Awards: Won 1 Oscar – Best Original Screenplay. Nom. for 3 Oscars – Best Picture, Best Director, Best Leading Actor
Distributor: United International Pictures
Accessibility Index
Subject Matter: Moderate
Narrative Style: Complex
Pace: Tight
Audience Type: Slightly Mainstream

(Reviewed in theatres – first published on 11 Mar 2017)
Spoilers: No
Get Out could not have been released in a timelier fashion. Taking first bite at the Trump administration, and revelling in the climate of heightened appreciation for black stories on film—Moonlight’s Oscar Best Picture win was another valuable step forward in the direction set forth by such recent works as 12 Years a Slave (2013), Fruitvale Station (2013), Selma (2014), and to some extent, Creed (2015)—Jordan Peele’s debut feature is 2017’s first must-watch horror film. It is also a comedy, an incredibly hilarious if highly disturbing treatise on race relations and history in America.

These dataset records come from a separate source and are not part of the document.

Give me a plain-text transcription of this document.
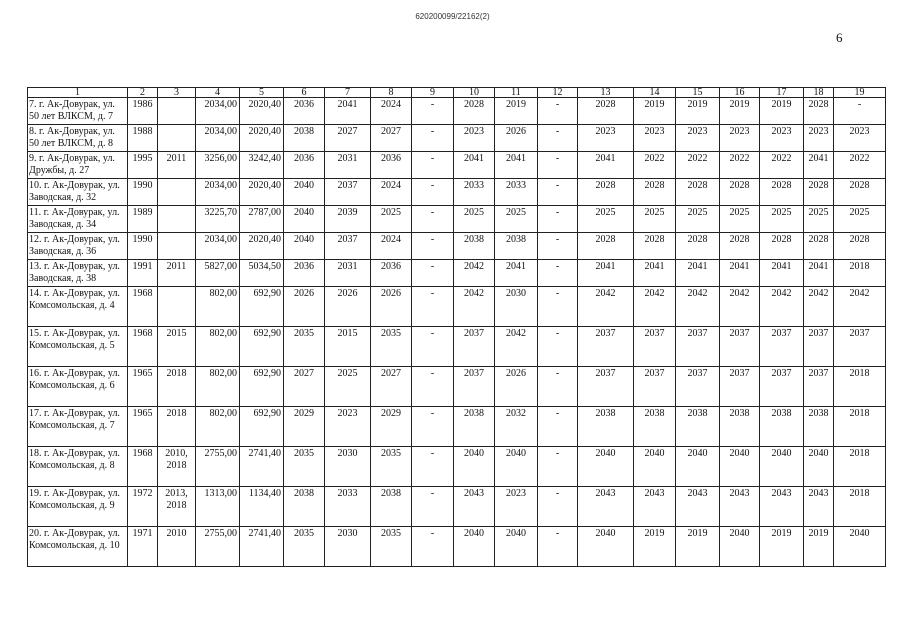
620200099/22162(2)
6
1	2	3	4	5	6	7	8	9	10	11	12	13	14	15	16	17	18	19
7. г. Ак-Довурак, ул. 50 лет ВЛКСМ, д. 7	1986		2034,00	2020,40	2036	2041	2024	-	2028	2019	-	2028	2019	2019	2019	2019	2028	-
8. г. Ак-Довурак, ул. 50 лет ВЛКСМ, д. 8	1988		2034,00	2020,40	2038	2027	2027	-	2023	2026	-	2023	2023	2023	2023	2023	2023	2023
9. г. Ак-Довурак, ул. Дружбы, д. 27	1995	2011	3256,00	3242,40	2036	2031	2036	-	2041	2041	-	2041	2022	2022	2022	2022	2041	2022
10. г. Ак-Довурак, ул. Заводская, д. 32	1990		2034,00	2020,40	2040	2037	2024	-	2033	2033	-	2028	2028	2028	2028	2028	2028	2028
11. г. Ак-Довурак, ул. Заводская, д. 34	1989		3225,70	2787,00	2040	2039	2025	-	2025	2025	-	2025	2025	2025	2025	2025	2025	2025
12. г. Ак-Довурак, ул. Заводская, д. 36	1990		2034,00	2020,40	2040	2037	2024	-	2038	2038	-	2028	2028	2028	2028	2028	2028	2028
13. г. Ак-Довурак, ул. Заводская, д. 38	1991	2011	5827,00	5034,50	2036	2031	2036	-	2042	2041	-	2041	2041	2041	2041	2041	2041	2018
14. г. Ак-Довурак, ул. Комсомольская, д. 4	1968		802,00	692,90	2026	2026	2026	-	2042	2030	-	2042	2042	2042	2042	2042	2042	2042
15. г. Ак-Довурак, ул. Комсомольская, д. 5	1968	2015	802,00	692,90	2035	2015	2035	-	2037	2042	-	2037	2037	2037	2037	2037	2037	2037
16. г. Ак-Довурак, ул. Комсомольская, д. 6	1965	2018	802,00	692,90	2027	2025	2027	-	2037	2026	-	2037	2037	2037	2037	2037	2037	2018
17. г. Ак-Довурак, ул. Комсомольская, д. 7	1965	2018	802,00	692,90	2029	2023	2029	-	2038	2032	-	2038	2038	2038	2038	2038	2038	2018
18. г. Ак-Довурак, ул. Комсомольская, д. 8	1968	2010, 2018	2755,00	2741,40	2035	2030	2035	-	2040	2040	-	2040	2040	2040	2040	2040	2040	2018
19. г. Ак-Довурак, ул. Комсомольская, д. 9	1972	2013, 2018	1313,00	1134,40	2038	2033	2038	-	2043	2023	-	2043	2043	2043	2043	2043	2043	2018
20. г. Ак-Довурак, ул. Комсомольская, д. 10	1971	2010	2755,00	2741,40	2035	2030	2035	-	2040	2040	-	2040	2019	2019	2040	2019	2019	2040
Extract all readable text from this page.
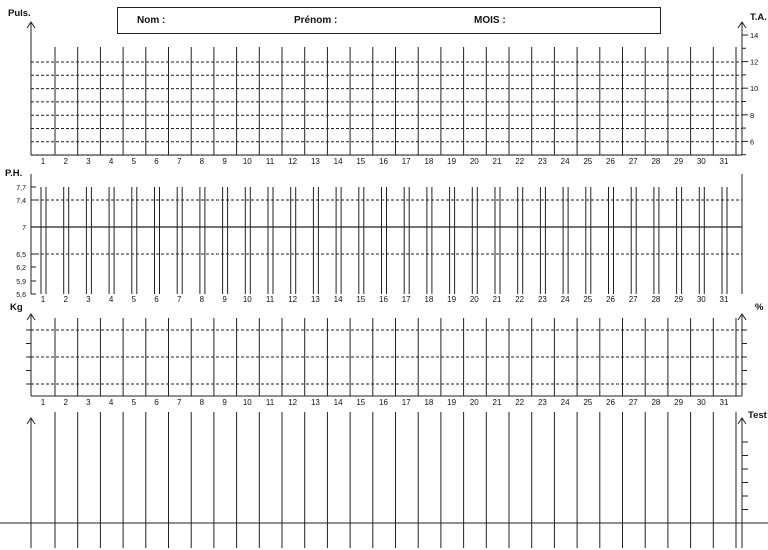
Nom :	Prénom :	MOIS :
Puls.	T.A.
P.H.
Kg	%
Test
1 2 3 4 5 6 7 8 9 10 11 12 13 14 15 16 17 18 19 20 21 22 23 24 25 26 27 28 29 30 31
14
12
10
8
6
7,7
7,4
7
6,5
6,2
5,9
5,6 1 2 3 4 5 6 7 8 9 10 11 12 13 14 15 16 17 18 19 20 21 22 23 24 25 26 27 28 29 30 31
1 2 3 4 5 6 7 8 9 10 11 12 13 14 15 16 17 18 19 20 21 22 23 24 25 26 27 28 29 30 31
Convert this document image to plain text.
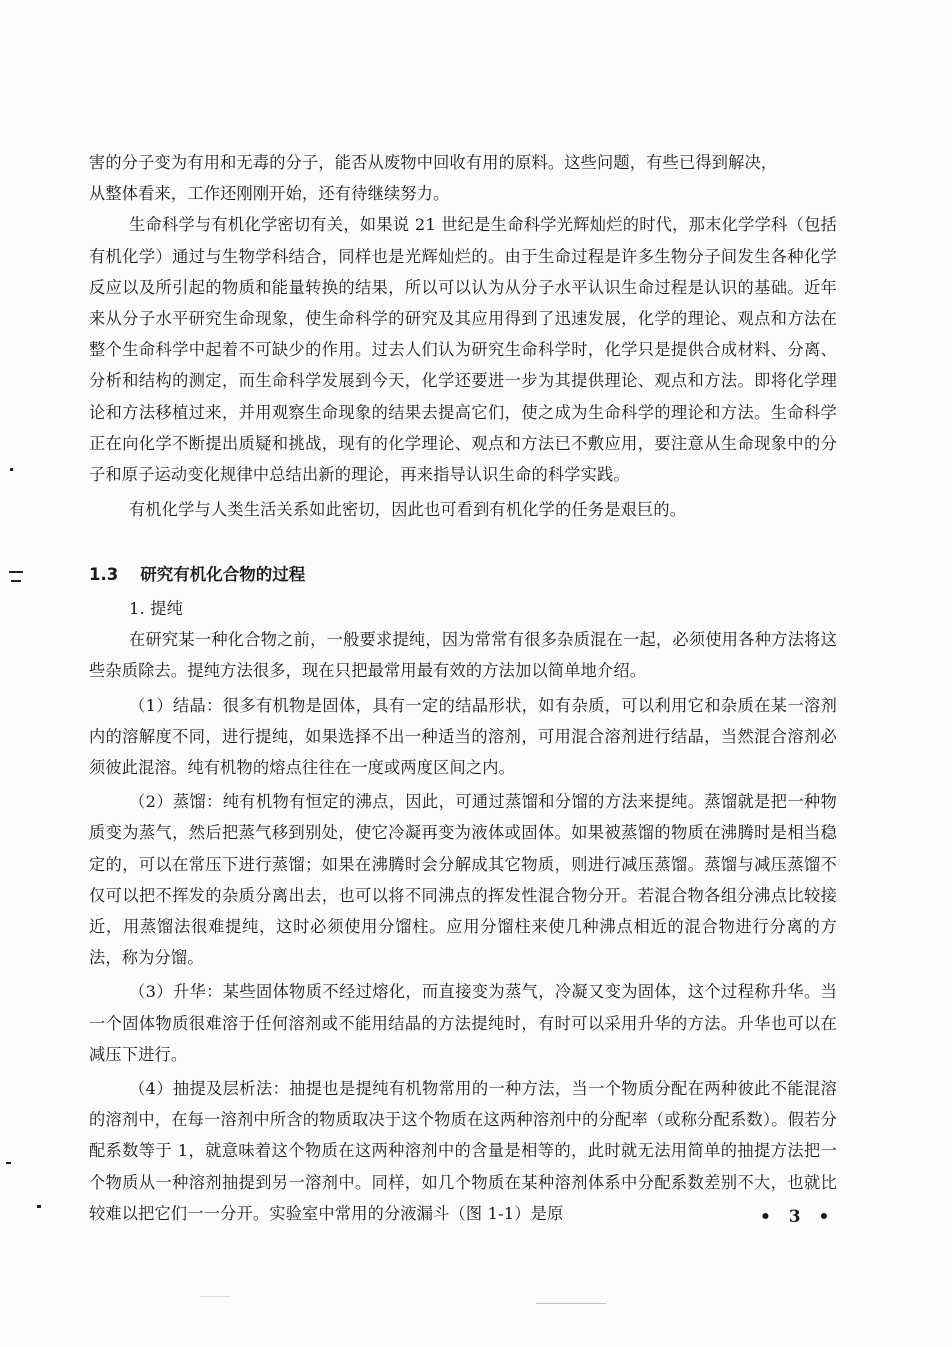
害的分子变为有用和无毒的分子，能否从废物中回收有用的原料。这些问题，有些已得到解决，

从整体看来，工作还刚刚开始，还有待继续努力。

生命科学与有机化学密切有关，如果说 21 世纪是生命科学光辉灿烂的时代，那末化学学科（包括有机化学）通过与生物学科结合，同样也是光辉灿烂的。由于生命过程是许多生物分子间发生各种化学反应以及所引起的物质和能量转换的结果，所以可以认为从分子水平认识生命过程是认识的基础。近年来从分子水平研究生命现象，使生命科学的研究及其应用得到了迅速发展，化学的理论、观点和方法在整个生命科学中起着不可缺少的作用。过去人们认为研究生命科学时，化学只是提供合成材料、分离、分析和结构的测定，而生命科学发展到今天，化学还要进一步为其提供理论、观点和方法。即将化学理论和方法移植过来，并用观察生命现象的结果去提高它们，使之成为生命科学的理论和方法。生命科学正在向化学不断提出质疑和挑战，现有的化学理论、观点和方法已不敷应用，要注意从生命现象中的分子和原子运动变化规律中总结出新的理论，再来指导认识生命的科学实践。

有机化学与人类生活关系如此密切，因此也可看到有机化学的任务是艰巨的。

1.3 研究有机化合物的过程

1. 提纯

在研究某一种化合物之前，一般要求提纯，因为常常有很多杂质混在一起，必须使用各种方法将这些杂质除去。提纯方法很多，现在只把最常用最有效的方法加以简单地介绍。

（1）结晶：很多有机物是固体，具有一定的结晶形状，如有杂质，可以利用它和杂质在某一溶剂内的溶解度不同，进行提纯，如果选择不出一种适当的溶剂，可用混合溶剂进行结晶，当然混合溶剂必须彼此混溶。纯有机物的熔点往往在一度或两度区间之内。

（2）蒸馏：纯有机物有恒定的沸点，因此，可通过蒸馏和分馏的方法来提纯。蒸馏就是把一种物质变为蒸气，然后把蒸气移到别处，使它冷凝再变为液体或固体。如果被蒸馏的物质在沸腾时是相当稳定的，可以在常压下进行蒸馏；如果在沸腾时会分解成其它物质，则进行减压蒸馏。蒸馏与减压蒸馏不仅可以把不挥发的杂质分离出去，也可以将不同沸点的挥发性混合物分开。若混合物各组分沸点比较接近，用蒸馏法很难提纯，这时必须使用分馏柱。应用分馏柱来使几种沸点相近的混合物进行分离的方法，称为分馏。

（3）升华：某些固体物质不经过熔化，而直接变为蒸气，冷凝又变为固体，这个过程称升华。当一个固体物质很难溶于任何溶剂或不能用结晶的方法提纯时，有时可以采用升华的方法。升华也可以在减压下进行。

（4）抽提及层析法：抽提也是提纯有机物常用的一种方法，当一个物质分配在两种彼此不能混溶的溶剂中，在每一溶剂中所含的物质取决于这个物质在这两种溶剂中的分配率（或称分配系数）。假若分配系数等于 1，就意味着这个物质在这两种溶剂中的含量是相等的，此时就无法用简单的抽提方法把一个物质从一种溶剂抽提到另一溶剂中。同样，如几个物质在某种溶剂体系中分配系数差别不大，也就比较难以把它们一一分开。实验室中常用的分液漏斗（图 1-1）是原	• 3 •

Peele casts unknowns in Daniel Kaluuya and Allison Williams, who play a black man and a white woman respectively in a romantic relationship. So, Rose brings Chris to meet her parents for the first time in a short stayover one weekend. Everything is normal, but perhaps a tad too strange a sense of normalcy as Chris feels it, with Peele giving us mysterious, even creepy, signals, which are indebted to the genre that ratchet up the tension.
“Man, I told you not to go in that house.”
Get Out is sharp and clever, in the spirit of films like The Cabin in the Woods (2012) and It Follows (2014), creating something unique out of homage, clichés and fears. Its balance of horror and dark humour is so astute that it even reminds of films like Big Bad Wolves (2013), often succeeding in turning real-world issues of race and power into macabre genre-bending allegories.
The hyper-sensitivity of the black man propels the narrative, revealing deep layers of unsettling developments, but it is his black masculinity that is at stake. If I may put it vaguely out of fear of revealing too much, the black man must triumph—in brains and brawn—against a white-washed historical trauma. Peele lets the film play these out naturally, and the result is better than anyone would expect.
Well-paced, constantly intriguing and refreshing in its execution, Get Out will be remembered as being the first black horror-comedy released by a major studio to be a game-changer. Black lives matter. Peele, who will certainly solidify himself as a major talent after this showing, provokes us to think about that in a powerful and different way.